Para cálculo dos dias de presença em Portugal, o n.º 2 do artigo 16.º do Código do IRS determina que um dia de presença em território português é qualquer dia, completo, ou parcial, que inclua dormida no mesmo.

 

Atendendo à conciliação do disposto na al. a) do n.º 1 e n.ºs 2 e 3, resulta, citando Pedro Roma, que “(i) um sujeito passivo é considerado residente fiscal se, em qualquer período de 12 meses, permanecer mais de 183 dias (que incluam dormida) em Portugal e (ii) será considerado residente fiscal em Portugal desde o primeiro dia de permanência daquele período de 183 dias”. (PEDRO ROMA, Residência Fiscal Parcial em IRS, p. 132)

 

Nos termos do disposto no n.º 4, o sujeito passivo será sempre qualificado como residente até ao último dia de permanência no nosso território, independentemente do número de dias que permanecer no ano da saída.

 

  1. Disposição de habitação que faça supor a intenção de a manter e ocupar

 

A alínea b) do n.º 1 do artigo 16.º determina que são ainda residentes em Portugal os sujeitos passivos que tendo permanecido por menos tempo de 183 dias, aqui disponham, num qualquer dia do período, de habitação que façam supor a intenção atual de a manter e ocupar. Estamos, assim, perante um critério alternativo ao previsto na al. a). Se não permanecer mais de 183 dias, poderá ainda ser considerado residente se dispuser aqui de uma habitação nas condições aqui exigidas.

 

A referência expressa da lei à intenção de “manter e ocupar” a habitação permite concluir, citando Pedro Roma, que“ (…) a mera disposição de uma habitação não é suficiente para que se possa concluir pelo preenchimento deste critério de residência fiscal em Portugal [critério previsto no artigo 16.º, n.º 1, alínea b), do Código do IRS], pois é necessária a existência de “condições que façam supor intenção atual de a manter e ocupar como residência habitual”.

 

Em primeiro lugar, deverá tratar-se de uma residência habitual, o que significa que não basta a existência de um imóvel em Portugal que é ocupado ocasionalmente (v.g. em período de férias ou fins-de-semana) para que o mesmo qualifique para este efeito.

 

Por outro lado, veio a nova redação desta norma esclarecer que temos que estar perante uma intenção “atual”, o que significa que o imóvel em questão até pode ter sido adquirido para que no futuro venha a ser utilizado como residência habitual do sujeito passivo – contudo, se no momento em questão o mesmo não estiver a ser ocupado com esse propósito, não poderá ser considerado uma residência habitual para este efeito.

 

Por último, no que respeita às “condições que [fazem] supor” a intenção de manter e ocupar uma habitação, como residência habitual, verificamos que o legislador decidiu não concretizar que condições são essas, deixando-as ao critério do intérprete. 

 

Considera ainda o Autor que não se pode “(...) concluir pela existência de uma residência habitual neste território, apenas pelo facto de a restante família do sujeito passivo aqui residir.
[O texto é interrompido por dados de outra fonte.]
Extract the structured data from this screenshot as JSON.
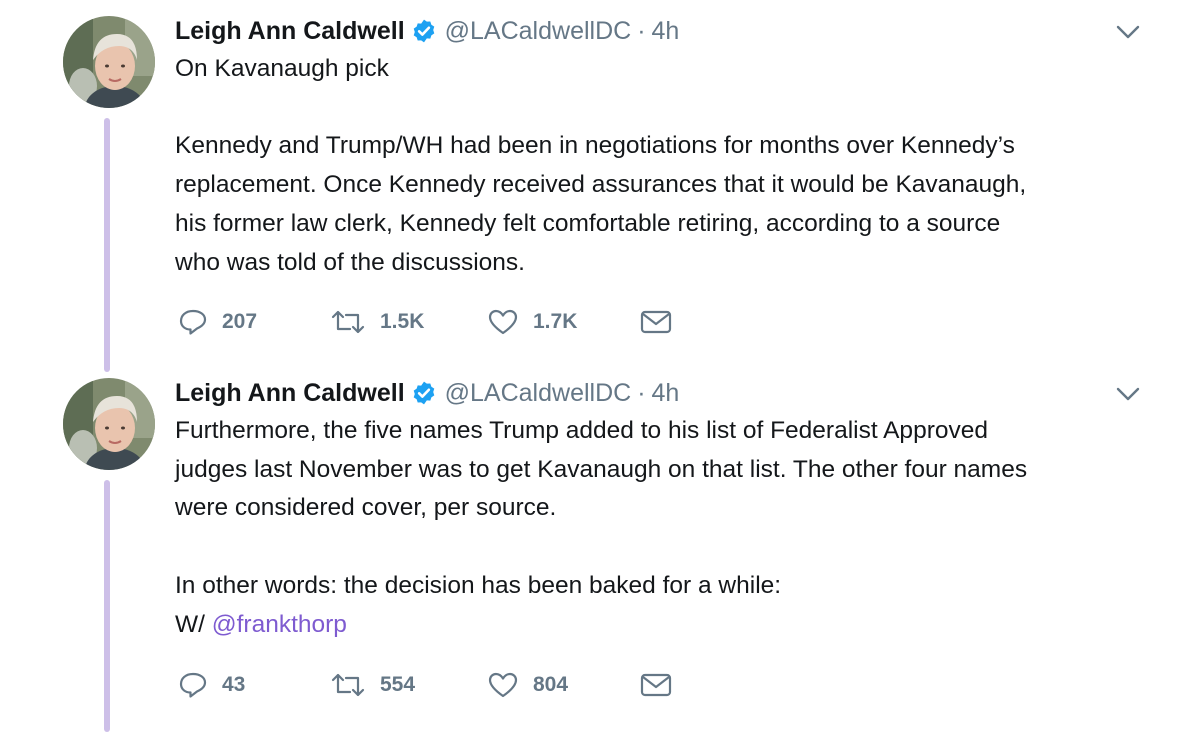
{
  "accent_color": "#7e5bd0",
  "thread_line_color": "#cdbfe8",
  "verified_color": "#1da1f2",
  "tweets": [
    {
      "author_name": "Leigh Ann Caldwell",
      "handle": "@LACaldwellDC",
      "separator": "·",
      "time": "4h",
      "lines": [
        "On Kavanaugh pick",
        "",
        "Kennedy and Trump/WH had been in negotiations for months over Kennedy’s",
        "replacement. Once Kennedy received assurances that it would be Kavanaugh,",
        "his former law clerk, Kennedy felt comfortable retiring, according to a source",
        "who was told of the discussions."
      ],
      "replies": "207",
      "retweets": "1.5K",
      "likes": "1.7K"
    },
    {
      "author_name": "Leigh Ann Caldwell",
      "handle": "@LACaldwellDC",
      "separator": "·",
      "time": "4h",
      "lines": [
        "Furthermore, the five names Trump added to his list of Federalist Approved",
        "judges last November was to get Kavanaugh on that list. The other four names",
        "were considered cover, per source.",
        "",
        "In other words: the decision has been baked for a while:"
      ],
      "last_line_prefix": "W/ ",
      "mention": "@frankthorp",
      "replies": "43",
      "retweets": "554",
      "likes": "804"
    }
  ]
}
Julgamos que a eliminação da residência por dependência, que se encontrava prevista no artigo 16.º, n.º 3, do Código do IRS até ao final de 2014, bem como a introdução da possibilidade de tributação separada dos sujeitos passivos casados nos dá indicações claras neste sentido.” (PEDRO ROMA, Idem, pp. 143-144).

 

Feito o enquadramento dos requisitos legais, cabe verificar se o Requerente preenche ou não os requisitos para ser qualificado com residente em território nacional nos anos de 2016 e 2017.

 

Ano de 2016

 

Conforme descrito nos artigos 20.º a 22.º da Resposta apresentada pela Requerida:

20.º

“(...) E, num primeiro momento, concluíram que,

“tendo o contrato de trabalho sido celebrado e entrado em vigor em 01-08-2016, isto é, após decorridos 213 dias desde o início do ano, nada indicia que B... não tenha permanecido em Portugal mais de 183 dias”,

 

e dada a omissão de comunicação de mudança de residência, nos termos do art.º 19.º da LGT, restava considerar que o Requerente manteve, em 2016, o estatuto de residente

 

21.

Mais precisamente, por ser desconhecido o dia exato em que ocorreu a saída para o estrangeiro, para efeitos de confirmar se o sujeito passivo teria permanecido em Portugal mais de 183 dias, os SIT consideraram que não sendo produzida a prova necessária, só́ lhe poderia ser atribuído o estatuto de

“não residente a partir do último dia de permanência em território português, nos termos do n.º 4 do art.º 16.º do CIRS”.

22.

Todavia, à luz do disposto no n.º 16 do mesmo artigo, segundo o qual

“um sujeito passivo considera-se, ainda, residente em território português durante a totalidade do ano sempre que volte a adquirir a qualidade de residente durante o ano subsequente àquele em que, nos termos do n.º 4, perdeu aquela mesma qualidade”,

concluíram os SIT pela residência em Portugal do sujeito passivo durante todo o ano de 2016, mesmo na

“hipótese, não comprovada pelo sujeito passivo, de não ter permanecido em Portugal mais de 183 dias”.

 

No seu pedido, o Requerente alega que “perdeu a qualidade de residente a partir do último dia de permanência em Portugal, que ocorreu em finais de junho e em dia que não consegue precisar, sendo certo que em 1 de julho já era residente em ..., motivo porque permaneceu em Portugal.”

 

Como prova, o Requerente apresentou um documento emitido pela Secção Consular da Embaixada de Portugal em Pequim em que se declara que o Requerente “residiu em ... (...) entre 1 de julho de 2016 e 31 de agosto de 2017”.

 

Conforme supra referido, a prova da residência é feita com recurso a qualquer meio de prova em direito admitida. No caso, a prova apresentada não é, todavia, suficiente para gerar no presente tribunal a convicção dos factos alegados. Desde logo, o documento citado não afirma que o Requerente residiu na China “de 1 de julho de 2016 a 31 de agosto de 2017,” mas “entre 1 de julho de 2016 e 31 de agosto de 2017”, o que constitui uma declaração imprecisa quanto ao tempo efetivo – pode ser um dia ou todos os dias entre 1 de julho de 2016 e 31 de agosto de 2017. Por outro lado, também nada nos é dito sobre as razões e fundamentos que seriam do conhecimento do consulado para emitir tal declaração.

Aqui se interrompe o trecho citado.